In the US, Amazon has transformed the retail landscape with 4,000 shops closed in 2016 and 8,000 more expected to close in 2017, according to Credit Suisse.
A report by Green Street Advisors earlier this year found of 1,070 malls in the US, more than 330 are classified “at risk to close”. Credit Suisse estimates around 20-25% of the 1,110 malls will close by 2022.
Just like the trends in the US, Evans said shopping centres will become less important in the near future.
“It looks to me that there is going to be a big structural change.

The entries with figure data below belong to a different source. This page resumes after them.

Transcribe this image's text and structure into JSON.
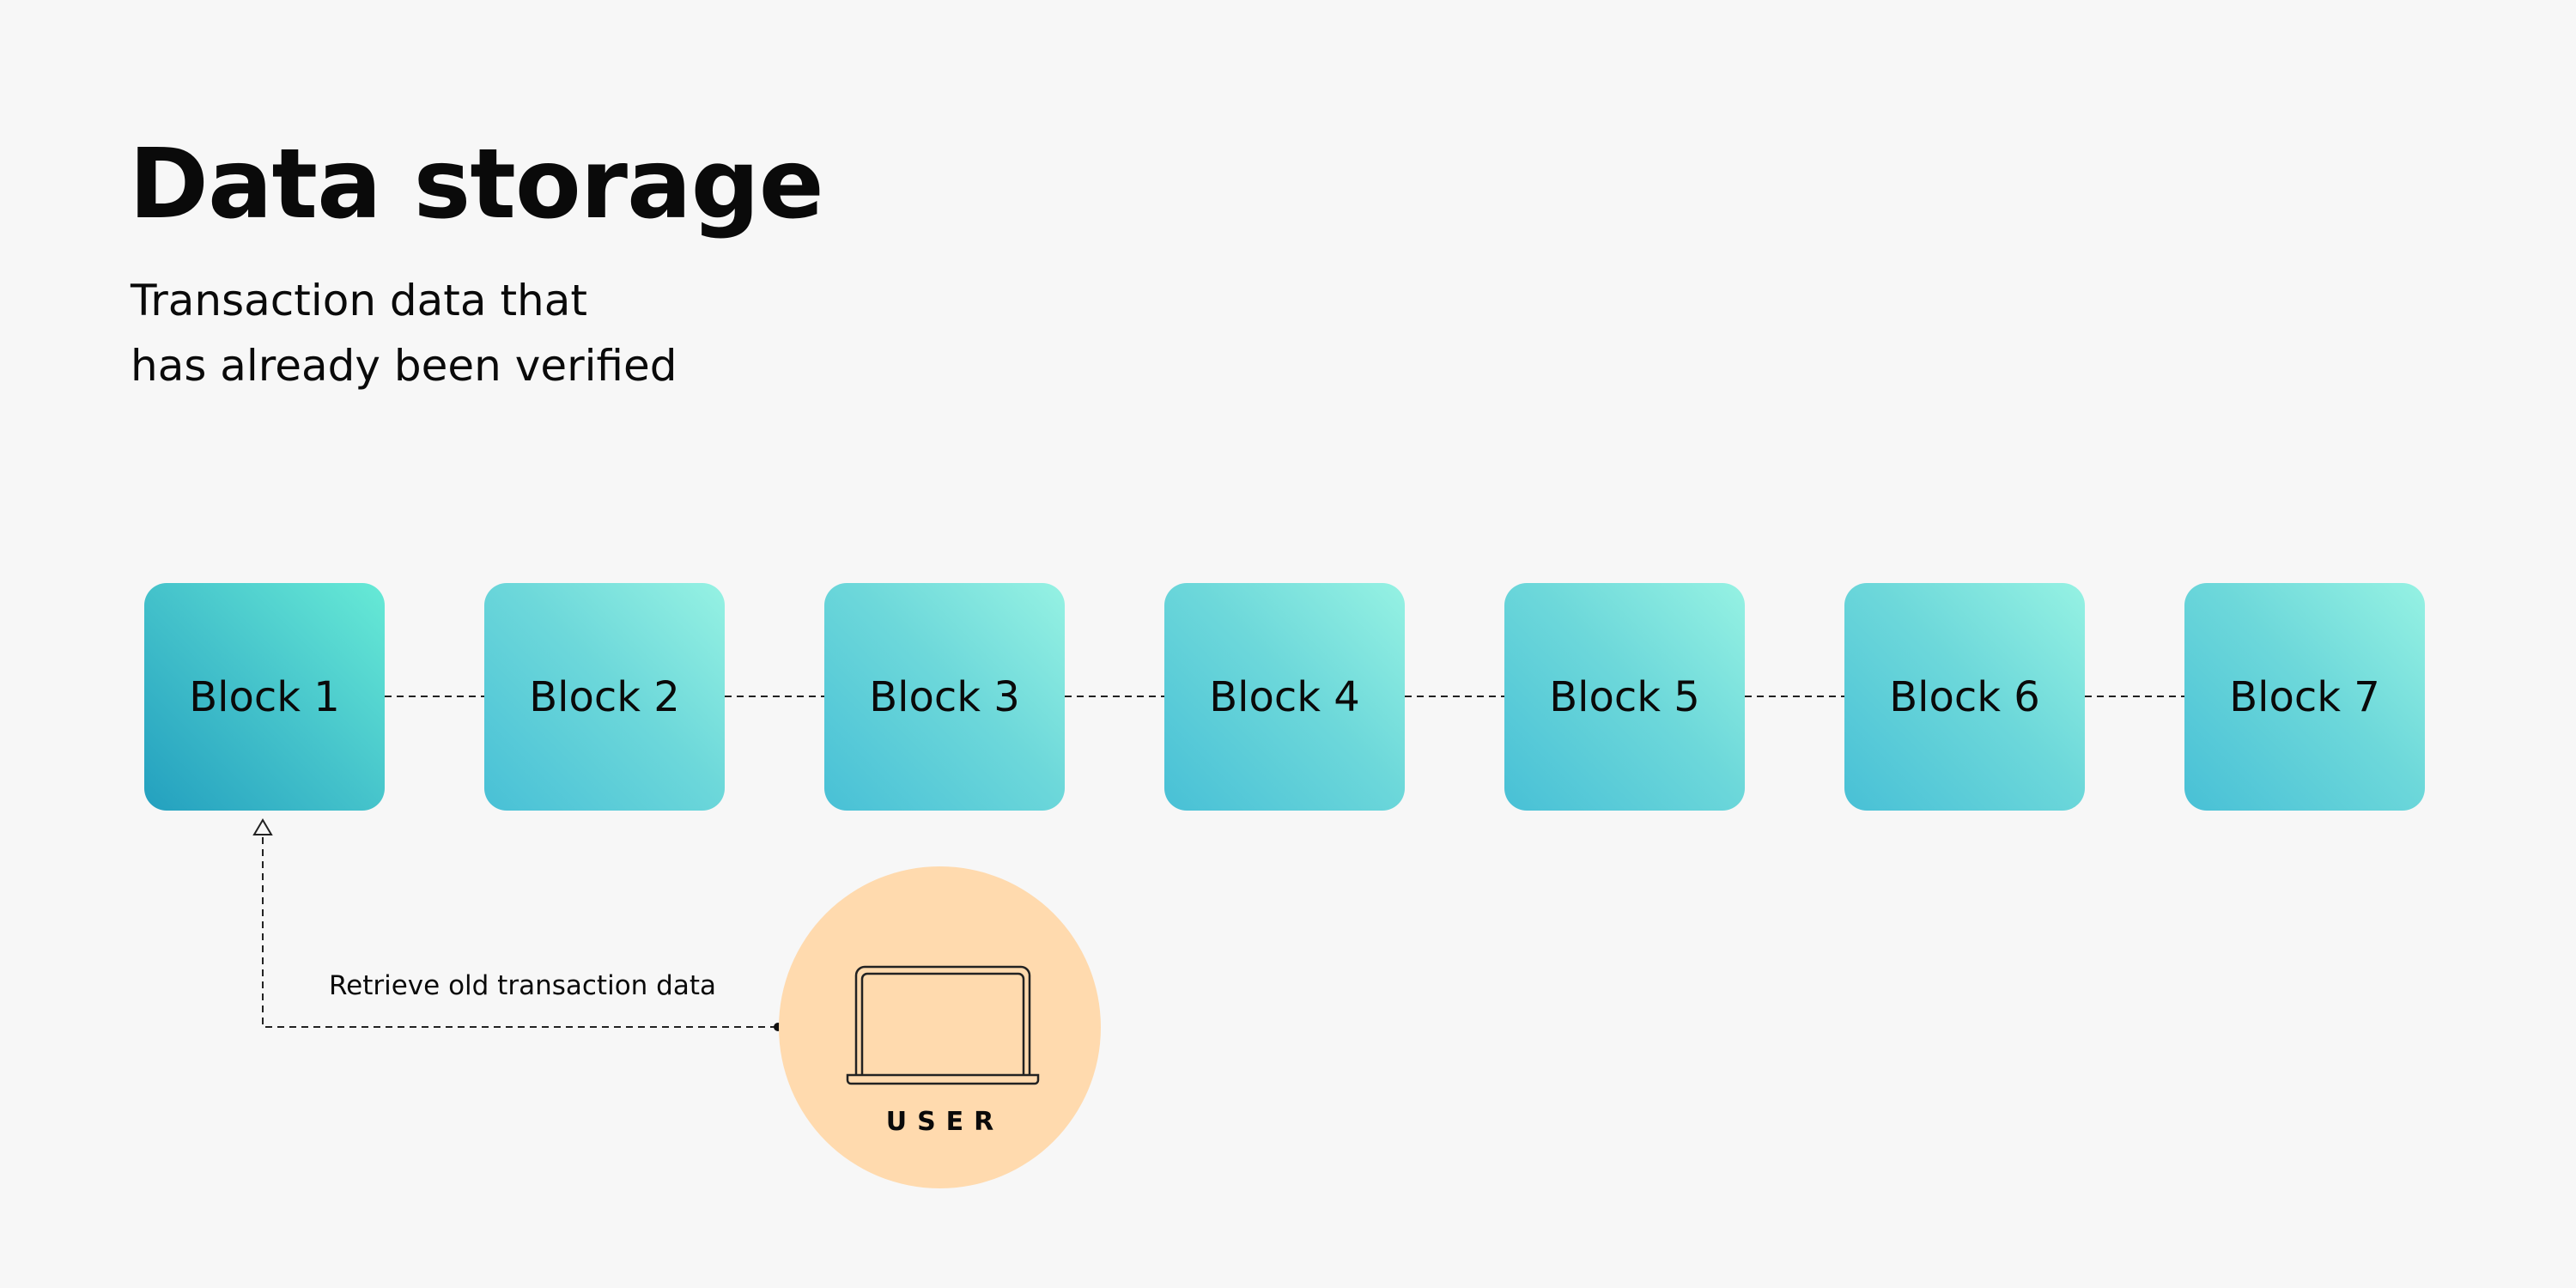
{
  "header": {
    "title": "Data storage",
    "subtitle_line1": "Transaction data that",
    "subtitle_line2": "has already been verified"
  },
  "blocks": [
    {
      "label": "Block 1"
    },
    {
      "label": "Block 2"
    },
    {
      "label": "Block 3"
    },
    {
      "label": "Block 4"
    },
    {
      "label": "Block 5"
    },
    {
      "label": "Block 6"
    },
    {
      "label": "Block 7"
    }
  ],
  "connector": {
    "label": "Retrieve old transaction data"
  },
  "user": {
    "label": "USER",
    "icon": "laptop-icon"
  },
  "colors": {
    "background": "#f7f7f7",
    "block_gradient_start": "#48c0d6",
    "block_gradient_end": "#96f2e3",
    "user_circle": "#ffdaae"
  }
}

More and more, physical assets will become less important.
“Leaving that aside, the slowdown in retail – which reflects the fall in consumer spending – will also be a factor,” he added.
Evans noted that consumer spending is currently struggling to maintain its growth at 2.5% compared to the pre GFC annual growth rate of 4% – and it is not because households are saving more.
In 2014, there were hopes that retail consumption growth would return to 6% by 2016 once households unlock their savings and start spending again.
However Evans said households have been “eating into their savings” they made during the GFC, with the savings rate falling from 9% during the GFC to 4.5%, but retail spending has lagged.
Amazon’s pending arrival has already affected what was destined to be the biggest commercial property transaction in Australian history, Blackstone’s proposed $3.5 billion sale of its shopping centres.
According to industry sources, Blackstone pulled the plug on the sale earlier this month because potential buyers were spooked by Amazon’s effect on the future of bricks and mortar centres in Australia.
Instead, Blackstone will seek to redevelop the 10 shopping centres portfolio.
Traditionally, Australian retail has been slow to react or adapt to disruption, such as online retailing and the entry of global fashion retailers such as H&M, Zara and Uniqlo in recent years.